03Which is safer — GTE or PARR?
By beta (market sensitivity over 5 years), Gran Tierra Energy Inc.
(GTE) is the lower-risk stock at -0. 03β versus Par Pacific Holdings, Inc. 's -0. 01β — meaning PARR is approximately -74% more volatile than GTE relative to the S&P 500. On balance sheet safety, Par Pacific Holdings, Inc. (PARR) carries a lower debt/equity ratio of 90% versus 3% for Gran Tierra Energy Inc. — giving it more financial flexibility in a downturn.
04Which is growing faster — GTE or PARR?
By revenue growth (latest reported year), Gran Tierra Energy Inc.
(GTE) is pulling ahead at -4. 0% versus -6. 4% for Par Pacific Holdings, Inc. (PARR). On earnings-per-share growth, the picture is similar: Par Pacific Holdings, Inc. grew EPS 1314% year-over-year, compared to -55. 5% for Gran Tierra Energy Inc.. Over a 3-year CAGR, PARR leads at 0. 6% annualised revenue growth. Higher growth typically commands a higher valuation multiple — check whether the premium P/E or P/S is justified by the growth rate using the PEG ratio.
05Which has better profit margins — GTE or PARR?
Par Pacific Holdings, Inc.
(PARR) is the more profitable company, earning 4. 9% net margin versus -32. 4% for Gran Tierra Energy Inc. — meaning it keeps 4. 9% of every revenue dollar as bottom-line profit. Operating margin tells a similar story: PARR leads at 7. 2% versus -1. 8% for GTE. At the gross margin level — before operating expenses — PARR leads at 18. 1%, reflecting greater pricing power or product mix advantage. Stronger margins indicate durable pricing power, lower cost of revenue, or higher mix of software/services. They are one of the clearest signs of business quality.
06Is GTE or PARR more undervalued right now?
Analyst consensus price targets imply the most upside for GTE: 59.
8% to $14. 00.
07Which pays a better dividend — GTE or PARR?
None of the stocks in this comparison currently pay a material dividend.
All are effectively zero-yield and should be held for capital appreciation rather than income.
08Is GTE or PARR better for a retirement portfolio?

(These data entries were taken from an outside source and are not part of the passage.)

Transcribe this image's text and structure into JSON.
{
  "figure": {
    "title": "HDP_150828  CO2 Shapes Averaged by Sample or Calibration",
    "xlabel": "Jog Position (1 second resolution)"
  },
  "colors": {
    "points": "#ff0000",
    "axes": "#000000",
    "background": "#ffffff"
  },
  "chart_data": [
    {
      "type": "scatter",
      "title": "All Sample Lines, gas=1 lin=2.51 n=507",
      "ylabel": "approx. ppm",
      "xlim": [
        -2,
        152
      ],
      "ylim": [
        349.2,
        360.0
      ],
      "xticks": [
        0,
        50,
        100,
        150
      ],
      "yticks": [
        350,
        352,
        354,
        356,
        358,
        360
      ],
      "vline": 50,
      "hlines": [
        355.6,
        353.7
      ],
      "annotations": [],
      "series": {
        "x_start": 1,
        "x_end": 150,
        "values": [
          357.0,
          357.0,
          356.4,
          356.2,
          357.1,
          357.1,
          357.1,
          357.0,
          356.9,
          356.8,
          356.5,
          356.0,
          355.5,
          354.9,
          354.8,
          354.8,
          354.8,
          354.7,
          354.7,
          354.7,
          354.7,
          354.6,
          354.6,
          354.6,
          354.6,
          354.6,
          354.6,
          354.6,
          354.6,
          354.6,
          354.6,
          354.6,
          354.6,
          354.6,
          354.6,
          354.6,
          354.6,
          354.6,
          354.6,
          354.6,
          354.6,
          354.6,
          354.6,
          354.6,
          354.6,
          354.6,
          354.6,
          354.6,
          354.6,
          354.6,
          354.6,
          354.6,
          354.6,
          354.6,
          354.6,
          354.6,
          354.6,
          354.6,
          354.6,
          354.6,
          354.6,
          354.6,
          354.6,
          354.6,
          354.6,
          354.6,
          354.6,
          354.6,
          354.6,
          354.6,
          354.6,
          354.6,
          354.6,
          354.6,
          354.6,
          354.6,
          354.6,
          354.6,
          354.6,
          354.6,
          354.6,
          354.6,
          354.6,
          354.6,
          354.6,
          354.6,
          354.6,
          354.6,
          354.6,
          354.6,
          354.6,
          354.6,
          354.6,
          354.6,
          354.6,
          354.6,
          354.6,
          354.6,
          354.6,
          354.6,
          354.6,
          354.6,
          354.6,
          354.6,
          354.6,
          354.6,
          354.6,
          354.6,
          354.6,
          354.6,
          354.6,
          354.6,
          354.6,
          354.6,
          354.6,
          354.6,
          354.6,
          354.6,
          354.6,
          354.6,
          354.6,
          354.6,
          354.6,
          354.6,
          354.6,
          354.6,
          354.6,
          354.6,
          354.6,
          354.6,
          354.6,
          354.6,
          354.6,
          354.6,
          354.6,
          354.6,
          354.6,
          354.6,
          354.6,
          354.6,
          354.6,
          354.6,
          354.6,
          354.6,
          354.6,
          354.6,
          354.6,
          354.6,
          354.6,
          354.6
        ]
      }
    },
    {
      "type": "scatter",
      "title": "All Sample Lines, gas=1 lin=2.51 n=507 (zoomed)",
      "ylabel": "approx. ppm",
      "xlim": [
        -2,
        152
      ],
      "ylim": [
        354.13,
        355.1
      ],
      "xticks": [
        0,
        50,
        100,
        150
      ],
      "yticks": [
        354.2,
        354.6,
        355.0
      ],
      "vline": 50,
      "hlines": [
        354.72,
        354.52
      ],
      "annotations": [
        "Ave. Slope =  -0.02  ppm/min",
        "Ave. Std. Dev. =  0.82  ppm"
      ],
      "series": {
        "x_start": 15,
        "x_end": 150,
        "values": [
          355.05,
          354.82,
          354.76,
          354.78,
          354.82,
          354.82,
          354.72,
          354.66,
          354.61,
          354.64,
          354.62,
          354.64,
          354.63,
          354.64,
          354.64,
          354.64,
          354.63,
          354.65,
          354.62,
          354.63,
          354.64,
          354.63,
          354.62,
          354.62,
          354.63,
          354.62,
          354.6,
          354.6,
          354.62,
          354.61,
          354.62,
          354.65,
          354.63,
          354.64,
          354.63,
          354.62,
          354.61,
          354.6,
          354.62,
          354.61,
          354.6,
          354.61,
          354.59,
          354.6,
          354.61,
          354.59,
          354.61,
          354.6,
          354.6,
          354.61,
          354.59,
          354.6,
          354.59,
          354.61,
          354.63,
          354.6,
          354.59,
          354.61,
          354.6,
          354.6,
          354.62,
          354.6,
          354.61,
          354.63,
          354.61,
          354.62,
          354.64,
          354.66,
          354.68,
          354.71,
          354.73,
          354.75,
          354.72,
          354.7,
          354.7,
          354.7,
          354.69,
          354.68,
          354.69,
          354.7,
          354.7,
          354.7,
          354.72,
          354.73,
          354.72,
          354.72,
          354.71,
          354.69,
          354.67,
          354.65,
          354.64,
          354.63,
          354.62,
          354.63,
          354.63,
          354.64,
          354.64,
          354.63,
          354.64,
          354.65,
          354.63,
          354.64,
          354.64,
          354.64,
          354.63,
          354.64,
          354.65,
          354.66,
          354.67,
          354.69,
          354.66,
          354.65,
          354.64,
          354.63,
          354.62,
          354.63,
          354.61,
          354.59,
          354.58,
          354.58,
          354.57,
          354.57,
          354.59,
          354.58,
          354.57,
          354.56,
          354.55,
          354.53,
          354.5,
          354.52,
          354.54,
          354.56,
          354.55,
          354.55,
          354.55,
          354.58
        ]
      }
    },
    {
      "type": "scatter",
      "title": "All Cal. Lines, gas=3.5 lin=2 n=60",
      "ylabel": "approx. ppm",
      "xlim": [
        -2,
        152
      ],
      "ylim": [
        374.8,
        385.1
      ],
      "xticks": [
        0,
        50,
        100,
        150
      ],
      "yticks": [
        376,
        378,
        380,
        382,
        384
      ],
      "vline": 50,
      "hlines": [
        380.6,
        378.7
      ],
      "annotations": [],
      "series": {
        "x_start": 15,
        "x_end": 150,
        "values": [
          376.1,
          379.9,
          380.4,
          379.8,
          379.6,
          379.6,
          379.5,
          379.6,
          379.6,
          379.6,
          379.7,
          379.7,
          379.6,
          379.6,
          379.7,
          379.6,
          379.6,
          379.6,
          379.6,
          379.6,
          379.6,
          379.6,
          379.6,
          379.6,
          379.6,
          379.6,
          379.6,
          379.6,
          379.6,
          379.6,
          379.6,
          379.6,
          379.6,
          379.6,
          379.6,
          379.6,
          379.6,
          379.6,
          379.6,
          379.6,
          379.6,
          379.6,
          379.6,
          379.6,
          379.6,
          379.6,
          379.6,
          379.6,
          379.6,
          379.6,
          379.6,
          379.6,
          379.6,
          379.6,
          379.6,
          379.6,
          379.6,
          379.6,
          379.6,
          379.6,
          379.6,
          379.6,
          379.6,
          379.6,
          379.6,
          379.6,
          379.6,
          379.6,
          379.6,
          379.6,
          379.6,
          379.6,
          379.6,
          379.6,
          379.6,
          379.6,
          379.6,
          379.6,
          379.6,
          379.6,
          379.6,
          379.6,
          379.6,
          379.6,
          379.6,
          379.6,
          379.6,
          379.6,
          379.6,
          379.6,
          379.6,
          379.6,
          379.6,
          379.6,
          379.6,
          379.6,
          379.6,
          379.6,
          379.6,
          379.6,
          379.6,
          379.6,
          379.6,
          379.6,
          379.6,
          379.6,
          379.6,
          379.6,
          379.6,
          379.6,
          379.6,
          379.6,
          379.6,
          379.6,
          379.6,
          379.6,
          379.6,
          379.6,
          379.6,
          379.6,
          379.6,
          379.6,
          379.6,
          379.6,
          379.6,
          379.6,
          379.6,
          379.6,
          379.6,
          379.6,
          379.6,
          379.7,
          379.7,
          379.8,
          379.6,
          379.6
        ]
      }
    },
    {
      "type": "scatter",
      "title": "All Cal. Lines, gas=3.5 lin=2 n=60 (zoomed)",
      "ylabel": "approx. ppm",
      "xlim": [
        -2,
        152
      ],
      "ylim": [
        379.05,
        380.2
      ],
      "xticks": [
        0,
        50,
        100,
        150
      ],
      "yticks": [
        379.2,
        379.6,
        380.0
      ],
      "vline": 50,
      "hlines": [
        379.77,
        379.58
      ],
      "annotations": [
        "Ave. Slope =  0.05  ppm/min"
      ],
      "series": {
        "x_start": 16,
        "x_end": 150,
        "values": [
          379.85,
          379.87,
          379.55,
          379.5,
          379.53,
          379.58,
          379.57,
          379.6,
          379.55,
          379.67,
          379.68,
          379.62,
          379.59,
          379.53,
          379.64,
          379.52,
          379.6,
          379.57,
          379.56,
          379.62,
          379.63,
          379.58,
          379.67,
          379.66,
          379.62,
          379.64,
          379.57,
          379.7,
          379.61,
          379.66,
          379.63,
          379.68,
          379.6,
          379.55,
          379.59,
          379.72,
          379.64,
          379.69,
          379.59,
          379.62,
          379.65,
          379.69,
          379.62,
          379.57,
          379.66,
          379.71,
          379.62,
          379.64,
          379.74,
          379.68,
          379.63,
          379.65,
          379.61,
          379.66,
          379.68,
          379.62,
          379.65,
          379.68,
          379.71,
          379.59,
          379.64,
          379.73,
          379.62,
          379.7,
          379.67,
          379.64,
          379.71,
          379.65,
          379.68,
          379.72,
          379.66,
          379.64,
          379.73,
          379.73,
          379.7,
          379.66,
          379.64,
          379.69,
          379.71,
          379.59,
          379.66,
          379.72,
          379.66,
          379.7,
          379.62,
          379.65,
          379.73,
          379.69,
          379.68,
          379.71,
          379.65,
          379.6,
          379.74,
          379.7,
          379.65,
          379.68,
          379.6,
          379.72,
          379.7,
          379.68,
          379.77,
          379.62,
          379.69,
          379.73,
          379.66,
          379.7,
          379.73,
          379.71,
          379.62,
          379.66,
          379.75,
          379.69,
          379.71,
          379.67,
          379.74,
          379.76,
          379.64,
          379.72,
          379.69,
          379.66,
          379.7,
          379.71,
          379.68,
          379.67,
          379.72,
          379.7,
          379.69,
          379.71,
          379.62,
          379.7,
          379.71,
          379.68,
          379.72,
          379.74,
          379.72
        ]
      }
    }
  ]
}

For long-horizon retirement investors, Par Pacific Holdings, Inc.
(PARR) is the stronger choice — it scores higher on the combination of lower volatility, dividend reliability, and long-term compounding (low volatility (β -0. 01), +255. 3% 10Y return). Both have compounded well over 10 years (PARR: +255. 3%, GTE: -67. 6%), confirming both are viable long-term holds — but the lower-volatility option typically results in less emotional selling during corrections. Retirement portfolios generally favour predictability over maximum returns. Consult a financial advisor before making allocation decisions.

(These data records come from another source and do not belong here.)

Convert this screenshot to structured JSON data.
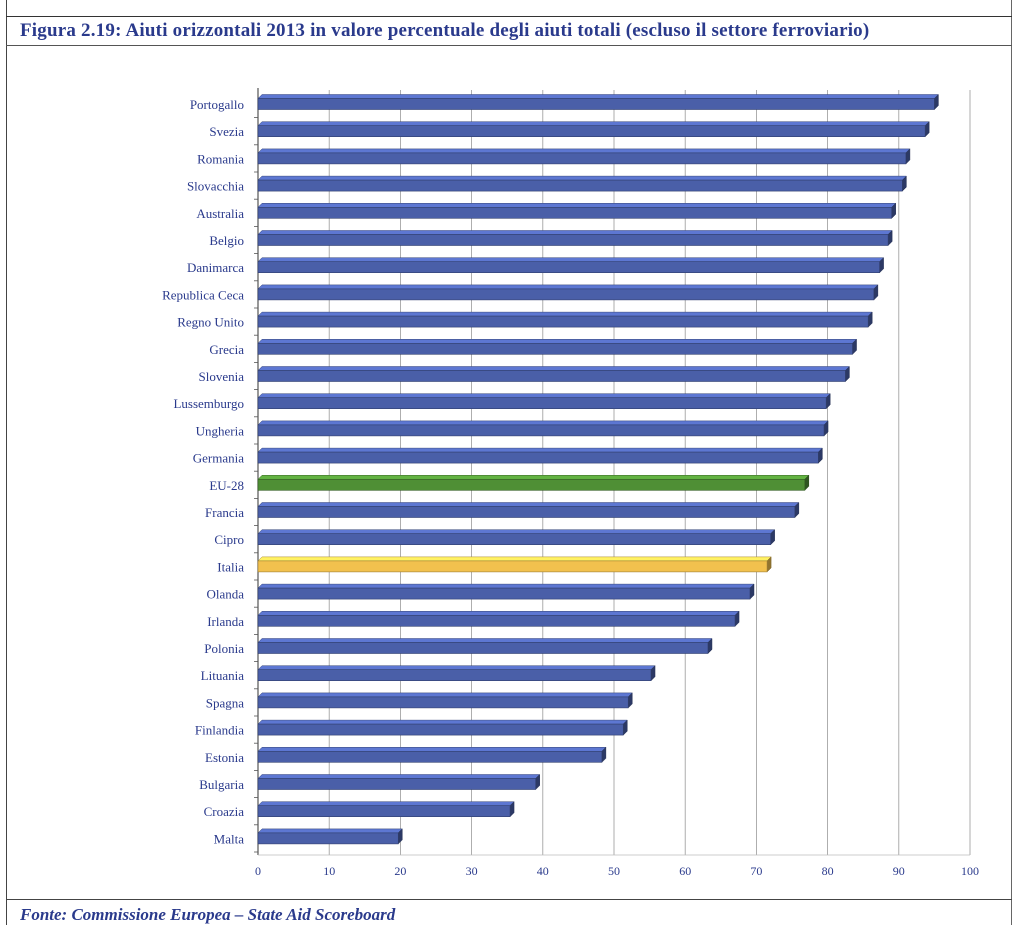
{
  "figure": {
    "title": "Figura 2.19: Aiuti orizzontali 2013 in valore percentuale degli aiuti totali (escluso il settore ferroviario)",
    "source": "Fonte: Commissione Europea – State Aid Scoreboard"
  },
  "colors": {
    "bar_default": "#4a5fa8",
    "bar_eu": "#4f8f35",
    "bar_italy": "#f2c14e",
    "label": "#2a3a8c",
    "axis": "#555555"
  },
  "chart_data": {
    "type": "bar",
    "orientation": "horizontal",
    "title": "",
    "xlabel": "",
    "ylabel": "",
    "xlim": [
      0,
      100
    ],
    "x_ticks": [
      0,
      10,
      20,
      30,
      40,
      50,
      60,
      70,
      80,
      90,
      100
    ],
    "grid": true,
    "legend": "none",
    "categories": [
      "Portogallo",
      "Svezia",
      "Romania",
      "Slovacchia",
      "Australia",
      "Belgio",
      "Danimarca",
      "Republica Ceca",
      "Regno Unito",
      "Grecia",
      "Slovenia",
      "Lussemburgo",
      "Ungheria",
      "Germania",
      "EU-28",
      "Francia",
      "Cipro",
      "Italia",
      "Olanda",
      "Irlanda",
      "Polonia",
      "Lituania",
      "Spagna",
      "Finlandia",
      "Estonia",
      "Bulgaria",
      "Croazia",
      "Malta"
    ],
    "values": [
      95,
      93.7,
      91,
      90.5,
      89,
      88.5,
      87.3,
      86.5,
      85.7,
      83.5,
      82.5,
      79.8,
      79.5,
      78.7,
      76.8,
      75.4,
      72,
      71.5,
      69.1,
      67,
      63.2,
      55.2,
      52,
      51.3,
      48.3,
      39,
      35.4,
      19.7
    ],
    "highlight": {
      "EU-28": "bar_eu",
      "Italia": "bar_italy"
    }
  }
}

09What are the main differences between GTE and PARR?
Both stocks operate in the Energy sector, making this a peer-level intra-sector comparison — the same macro tailwinds and headwinds will affect both.

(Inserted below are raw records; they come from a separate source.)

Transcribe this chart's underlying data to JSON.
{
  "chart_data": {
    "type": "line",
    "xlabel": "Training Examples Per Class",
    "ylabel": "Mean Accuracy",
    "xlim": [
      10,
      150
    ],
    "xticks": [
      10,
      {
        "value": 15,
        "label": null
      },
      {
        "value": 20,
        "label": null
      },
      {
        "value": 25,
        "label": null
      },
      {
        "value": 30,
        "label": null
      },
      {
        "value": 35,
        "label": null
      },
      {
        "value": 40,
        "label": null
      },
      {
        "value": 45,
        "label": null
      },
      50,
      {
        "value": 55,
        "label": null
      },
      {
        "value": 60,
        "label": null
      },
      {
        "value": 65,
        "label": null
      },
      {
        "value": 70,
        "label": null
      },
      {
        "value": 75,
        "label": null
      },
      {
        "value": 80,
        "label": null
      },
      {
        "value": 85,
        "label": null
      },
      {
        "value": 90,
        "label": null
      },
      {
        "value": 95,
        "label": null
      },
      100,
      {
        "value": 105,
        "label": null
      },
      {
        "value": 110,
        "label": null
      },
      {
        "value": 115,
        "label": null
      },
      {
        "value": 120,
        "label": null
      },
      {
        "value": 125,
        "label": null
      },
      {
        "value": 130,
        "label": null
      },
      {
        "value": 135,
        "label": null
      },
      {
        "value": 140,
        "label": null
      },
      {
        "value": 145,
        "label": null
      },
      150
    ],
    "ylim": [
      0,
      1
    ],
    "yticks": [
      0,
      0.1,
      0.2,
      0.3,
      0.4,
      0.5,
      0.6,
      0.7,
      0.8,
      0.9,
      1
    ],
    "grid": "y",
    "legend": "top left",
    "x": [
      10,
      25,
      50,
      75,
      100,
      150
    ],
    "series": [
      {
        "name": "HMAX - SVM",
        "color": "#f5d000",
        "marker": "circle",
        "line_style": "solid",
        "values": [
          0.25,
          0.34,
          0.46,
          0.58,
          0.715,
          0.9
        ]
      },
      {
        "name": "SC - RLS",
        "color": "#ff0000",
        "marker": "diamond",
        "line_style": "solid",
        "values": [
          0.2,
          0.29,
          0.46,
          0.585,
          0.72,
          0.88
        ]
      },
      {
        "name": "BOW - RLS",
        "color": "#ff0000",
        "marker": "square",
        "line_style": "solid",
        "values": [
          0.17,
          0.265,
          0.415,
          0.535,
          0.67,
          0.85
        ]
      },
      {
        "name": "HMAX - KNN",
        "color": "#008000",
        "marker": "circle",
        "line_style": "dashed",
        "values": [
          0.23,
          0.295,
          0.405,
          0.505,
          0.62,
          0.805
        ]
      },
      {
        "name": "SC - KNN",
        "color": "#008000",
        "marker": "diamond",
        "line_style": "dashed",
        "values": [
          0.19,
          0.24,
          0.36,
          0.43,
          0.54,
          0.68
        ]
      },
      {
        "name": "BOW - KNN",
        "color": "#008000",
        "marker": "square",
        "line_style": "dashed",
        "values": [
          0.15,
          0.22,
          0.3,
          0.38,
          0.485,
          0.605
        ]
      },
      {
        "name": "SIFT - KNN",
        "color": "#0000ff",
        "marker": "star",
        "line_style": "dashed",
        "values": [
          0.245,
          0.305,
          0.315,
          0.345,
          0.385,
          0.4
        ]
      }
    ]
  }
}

In terms of investment character: GTE is a small-cap quality compounder stock; PARR is a small-cap deep-value stock. These fundamental differences mean investors should not choose between them on a single metric — the "better stock" depends entirely on which of these characteristics aligns with your investment strategy.